Revista digital de Artes escénicas -Año 12º-

«La vis cómica» en Buenos Aires

La inefable compañía teatral de Angulo el malo desembarca en la Buenos Aires virreinal ‒embarrada y contrabandista‒, buscando nuevas plazas para su repertorio. Pero no hay corral de comedias en la ciudad, la plaza no es pública y otro elenco de indecorosos improvisados acapara la tolerancia del Cabildo. Todo en cinco jornadas y contado por un perro dramaturgo. Kartun toma del Quijote a la funambulesca compañía y a su director Angulo. Y de las comedias ejemplares cervantinas a Berganza, su perro farandulero, para mirar a su través ese vínculo a menudo ruinoso entre el arte y el poder.

Cuando entro en la sala Solidaridad del Centro Cultural de la Cooperación me viene a la memoria la última vez que estuve en esta sala, para ver a Tato, ya nunca más le volví a ver en un escenario, andará por ahí haciendo sortilegios…y me invade una emoción particular, además, la propuesta escénica de La vis cómica tiene algo de rito ancestral y esencial…Apenas un trapo colgado al fondo, un baúl y dos rocas de atrezo.
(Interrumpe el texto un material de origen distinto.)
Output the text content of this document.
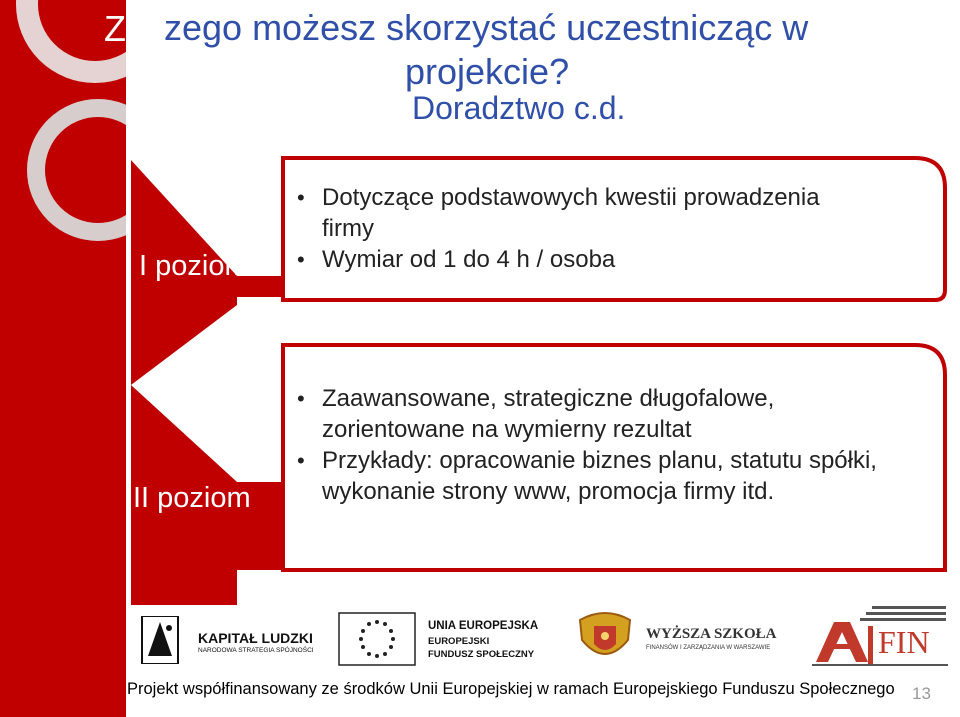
Z zego możesz skorzystać uczestnicząc w
projekcie?
Doradztwo c.d.
I poziom
• Dotyczące podstawowych kwestii prowadzenia firmy
• Wymiar od 1 do 4 h / osoba
II poziom
• Zaawansowane, strategiczne długofalowe, zorientowane na wymierny rezultat
• Przykłady: opracowanie biznes planu, statutu spółki, wykonanie strony www, promocja firmy itd.
KAPITAŁ LUDZKI
NARODOWA STRATEGIA SPÓJNOŚCI
UNIA EUROPEJSKA
EUROPEJSKI
FUNDUSZ SPOŁECZNY
WYŻSZA SZKOŁA
FINANSÓW I ZARZĄDZANIA W WARSZAWIE	FIN
Projekt współfinansowany ze środków Unii Europejskiej w ramach Europejskiego Funduszu Społecznego 13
No hace falta nada más para hacer buen teatro, bueno…si, hace falta una adaptación inteligente que beba de antaño para atravesar el presente, que hable de la vida y del teatro…o del teatro de la vida. Y, por supuesto, unos actores que parece fácil lo que hacen porque tienen tablas, presencia y compromiso con la escena….y de fondo, una mano sutil que mueva los hilos invisibles de este guiñol fascinante. Un esperpento delicioso y sarcástico, un placer agrio y edificante.